Tuesday, November 30, 2010

For What It Is Worth

I believe that I ought to return to the comments N. T. Wright made during his lecture at the Evangelical Theological Society’s recent conference in Atlanta that have attracted so much attention among bloggers. I do so to point out something that I had forgotten when reading John Piper’s The Future of Justification. I do this so as to be entirely fair to both N. T. Wright and John Piper.

Piper observes,
Wright repeatedly refers to works—the entirety of our lives—as the “basis” of justification in the last day. However, Wright also uses the language of judgment and justification “according to works” in a way that inclines one to think that the terms “according to” and “on the basis of” may be interchangeable for him.
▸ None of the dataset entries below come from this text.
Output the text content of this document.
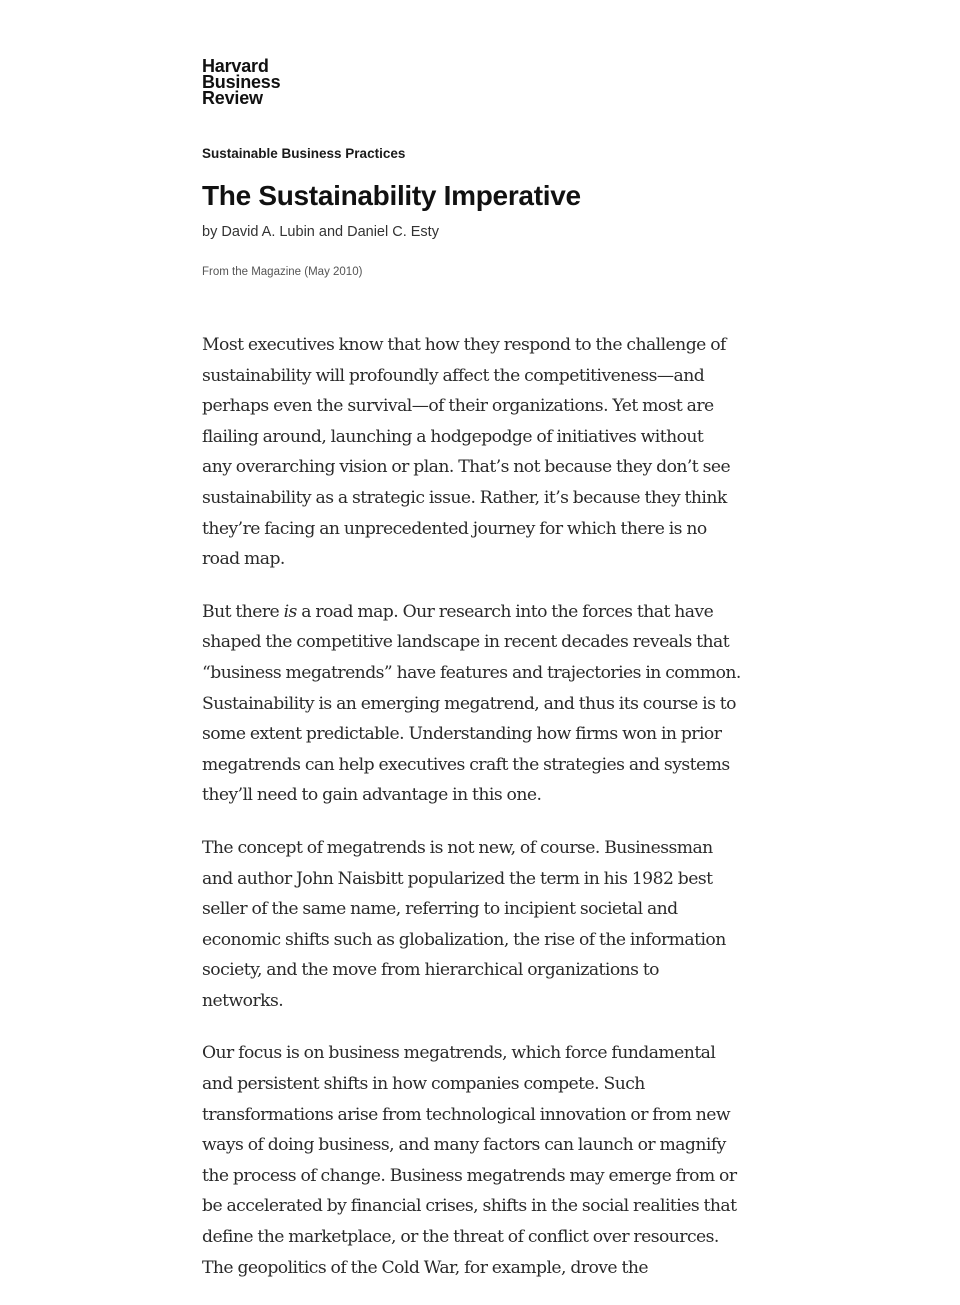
Harvard
Business
Review
Sustainable Business Practices
The Sustainability Imperative
by David A. Lubin and Daniel C. Esty
From the Magazine (May 2010)

Most executives know that how they respond to the challenge of
sustainability will profoundly affect the competitiveness—and
perhaps even the survival—of their organizations. Yet most are
flailing around, launching a hodgepodge of initiatives without
any overarching vision or plan. That’s not because they don’t see
sustainability as a strategic issue. Rather, it’s because they think
they’re facing an unprecedented journey for which there is no
road map.

But there is a road map. Our research into the forces that have
shaped the competitive landscape in recent decades reveals that
“business megatrends” have features and trajectories in common.
Sustainability is an emerging megatrend, and thus its course is to
some extent predictable. Understanding how firms won in prior
megatrends can help executives craft the strategies and systems
they’ll need to gain advantage in this one.

The concept of megatrends is not new, of course. Businessman
and author John Naisbitt popularized the term in his 1982 best
seller of the same name, referring to incipient societal and
economic shifts such as globalization, the rise of the information
society, and the move from hierarchical organizations to
networks.

Our focus is on business megatrends, which force fundamental
and persistent shifts in how companies compete. Such
transformations arise from technological innovation or from new
ways of doing business, and many factors can launch or magnify
the process of change. Business megatrends may emerge from or
be accelerated by financial crises, shifts in the social realities that
define the marketplace, or the threat of conflict over resources.
The geopolitics of the Cold War, for example, drove the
For example, he refers to Romans 2:13 and says, “Here is the first statement about justification in Romans, and lo and behold it affirms justification according to works.” “Paul, in company with mainstream second Temple Judaism, affirms that God’s final judgment will be in accordance with the entirety of a life led – in accordance, in other words, with works.”
But in these contexts where he is discussing justification on the basis of works or according to works, he does not discuss the finer distinction between “based on” and “according to.” I suspect his view of how works really function in relation to final justification would become a good bit clearer if Wright discussed this difference.
Find Piper’s comments on pages 117-118. These quotations suffice to show that Piper is aware that Wright uses the expressions—on the basis of and in accordance with—interchangeably, even though he finds fault with Wright for failing to explain his appeal to 1 Corinthians 3:10-17 and to address “the fact that Paul threatens baptized professing Christians not just with barely being saved, but with not being save at all at the last judgment (Gal. 5:21; 6:7-9; 1 Cor. 6:9). The whole question of how Paul can speak this way and how our works actually function at the last day. . .” (p. 118).